Vampire$
- Roc Books 1992 edition
- Author: John Steakley
- Language: English
- Genre: Fantasy
- Published: 1990 (Roc Books)
- Publication place: United States
- Media type: Print (Paperback)
- Pages: 357 pp (first edition)
- ISBN: 978-0-451-45033-3 (first edition)
- OCLC: 25775691

= Vampires (novel) =

1990 novel by John Steakley

Vampires (sometimes stylized as Vampire$) is a 1990 horror novel by John Steakley. A dark fantasy with a contemporary setting, the novel concerns a company called Vampire$, Inc. which treats vampire-hunting as a commercial enterprise, funded by large payments from the vampires' potential victims and secretly supported from the highest levels of the Roman Catholic Church.

== Plot summary ==
Vampire$, Inc. cleans out a nest of vampires, but has some difficulty collecting their payment and ultimately hosts a wild party at a local motel with all of the team and some townsfolk. The party is interrupted by a "master vampire" who slaughters everyone at the party with the exception of Jack Crow and his second-in-command "Cherry Cat" Catlin.

The shaken Jack begins to plan the formation of a new team, aided by Father Adam, a knowledgeable young priest sent to him by the Vatican. Events at the motel slaughter lead Jack to realize that silver, particularly blessed silver from a cross, can be used as a weapon against vampires. He has his weaponsmith Carl begin creating silver bullets and he recruits a skilled gunman named Felix, that Jack met while working as a government agent in Mexico. Felix proves to be as deadly with a pistol as Jack hoped and they seem to have a new and powerful resource to use against the vampires. In addition to the silver bullets, Carl also develops a "vampire detector" for use by the team, which proves to be a useful tool against the vampires (which are portrayed as fantastically fast and powerful compared to humans, particularly the 'master vampires').

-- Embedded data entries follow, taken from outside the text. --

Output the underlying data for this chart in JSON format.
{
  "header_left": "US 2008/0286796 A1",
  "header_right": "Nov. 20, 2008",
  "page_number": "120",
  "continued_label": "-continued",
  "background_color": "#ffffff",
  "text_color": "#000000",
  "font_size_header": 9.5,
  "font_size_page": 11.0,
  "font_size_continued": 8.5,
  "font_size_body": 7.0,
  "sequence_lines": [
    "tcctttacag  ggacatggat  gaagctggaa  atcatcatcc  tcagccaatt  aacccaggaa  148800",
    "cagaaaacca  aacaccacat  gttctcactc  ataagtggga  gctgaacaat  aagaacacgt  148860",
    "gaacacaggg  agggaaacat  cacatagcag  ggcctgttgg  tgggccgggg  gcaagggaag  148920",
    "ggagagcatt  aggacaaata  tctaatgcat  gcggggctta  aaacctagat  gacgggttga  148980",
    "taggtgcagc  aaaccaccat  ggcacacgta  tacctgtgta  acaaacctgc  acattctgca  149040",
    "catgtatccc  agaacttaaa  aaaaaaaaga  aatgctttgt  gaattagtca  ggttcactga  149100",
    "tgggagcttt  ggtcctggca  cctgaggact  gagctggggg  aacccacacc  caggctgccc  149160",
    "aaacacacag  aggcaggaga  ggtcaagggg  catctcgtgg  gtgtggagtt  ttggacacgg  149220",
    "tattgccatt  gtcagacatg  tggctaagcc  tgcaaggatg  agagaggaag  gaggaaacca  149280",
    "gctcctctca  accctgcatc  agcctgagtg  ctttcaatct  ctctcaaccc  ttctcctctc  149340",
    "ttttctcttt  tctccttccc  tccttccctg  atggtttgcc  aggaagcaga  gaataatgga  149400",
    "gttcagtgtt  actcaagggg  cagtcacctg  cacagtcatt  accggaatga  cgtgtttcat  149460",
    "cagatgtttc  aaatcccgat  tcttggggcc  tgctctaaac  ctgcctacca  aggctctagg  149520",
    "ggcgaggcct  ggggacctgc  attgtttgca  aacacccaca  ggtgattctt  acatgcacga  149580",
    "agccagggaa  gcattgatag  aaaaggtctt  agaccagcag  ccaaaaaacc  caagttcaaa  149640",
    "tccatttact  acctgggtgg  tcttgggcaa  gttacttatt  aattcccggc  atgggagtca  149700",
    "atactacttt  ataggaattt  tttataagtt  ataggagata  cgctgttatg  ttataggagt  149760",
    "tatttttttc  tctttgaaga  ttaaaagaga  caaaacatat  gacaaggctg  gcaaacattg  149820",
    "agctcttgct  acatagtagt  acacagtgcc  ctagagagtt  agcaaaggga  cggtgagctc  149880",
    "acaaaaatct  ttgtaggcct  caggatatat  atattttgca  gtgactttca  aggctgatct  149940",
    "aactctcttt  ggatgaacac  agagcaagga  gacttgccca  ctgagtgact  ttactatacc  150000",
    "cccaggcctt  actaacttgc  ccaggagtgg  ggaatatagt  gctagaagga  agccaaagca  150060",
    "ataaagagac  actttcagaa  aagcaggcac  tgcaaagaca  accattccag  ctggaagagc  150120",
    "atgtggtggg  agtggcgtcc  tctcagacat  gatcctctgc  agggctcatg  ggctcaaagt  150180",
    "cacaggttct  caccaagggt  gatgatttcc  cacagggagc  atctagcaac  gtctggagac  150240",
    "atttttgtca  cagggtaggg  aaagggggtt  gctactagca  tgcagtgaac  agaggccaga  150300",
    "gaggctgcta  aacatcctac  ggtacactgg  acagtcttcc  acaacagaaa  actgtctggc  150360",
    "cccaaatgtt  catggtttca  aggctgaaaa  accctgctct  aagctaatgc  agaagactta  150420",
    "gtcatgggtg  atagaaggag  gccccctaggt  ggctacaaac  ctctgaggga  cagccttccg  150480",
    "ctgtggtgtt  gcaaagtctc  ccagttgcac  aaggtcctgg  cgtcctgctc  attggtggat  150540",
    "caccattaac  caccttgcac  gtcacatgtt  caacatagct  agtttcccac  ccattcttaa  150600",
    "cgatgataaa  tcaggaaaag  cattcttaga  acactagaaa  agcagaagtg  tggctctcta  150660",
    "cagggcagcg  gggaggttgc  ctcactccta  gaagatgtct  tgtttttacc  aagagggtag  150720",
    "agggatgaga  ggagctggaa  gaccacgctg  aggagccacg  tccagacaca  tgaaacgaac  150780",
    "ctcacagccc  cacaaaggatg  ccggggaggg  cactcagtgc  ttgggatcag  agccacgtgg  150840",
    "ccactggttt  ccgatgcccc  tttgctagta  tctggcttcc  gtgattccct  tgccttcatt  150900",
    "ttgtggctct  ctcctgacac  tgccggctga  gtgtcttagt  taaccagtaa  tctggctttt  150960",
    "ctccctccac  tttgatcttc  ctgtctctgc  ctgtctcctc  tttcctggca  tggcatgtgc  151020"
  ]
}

A series of battles ensues, using these silver bullets against the vampires, but key members of Jack's team are killed by the vampires, including Annabelle, the office manager of the team's residence, and the aging Carl. Jack, depressed and beaten, suicidally returns to a known favorite hotel where the vampires are sure to find him. Felix, Cat and Father Adam stage a rescue attempt but it ends with Father Adam dead and Jack spirited away by the vampire.

The novel closes with Felix taking a leadership role within Vampire$ Inc., after thwarting an attempt by the now-vampirized Jack Crow to attack the Pope.

==Relation to Armor==
Part of the novel is about the relationship between the lead vampire hunter, ex-DEA agent Jack Crow, and the gunman he hires, an ex-drugrunner named Felix. A note on the copyright page states, "This Felix is no other Felix. This Jack Crow is no other Jack Crow." In this novel, Felix is the owner of a bar called the Antwar Saloon; the main characters of Steakley's military SF novel Armor are named Jack Crow and Felix and they fight in "the Ant War". Despite the disclaimer, the Jack Crow and Felix characters in both novels have many parallels; Jack Crow is the wisecracking almost-anti-hero in both works, and Felix is the gifted-but-reluctant warrior.

== Film adaptation ==
The novel served as the basis for the 1998 film John Carpenter's Vampires.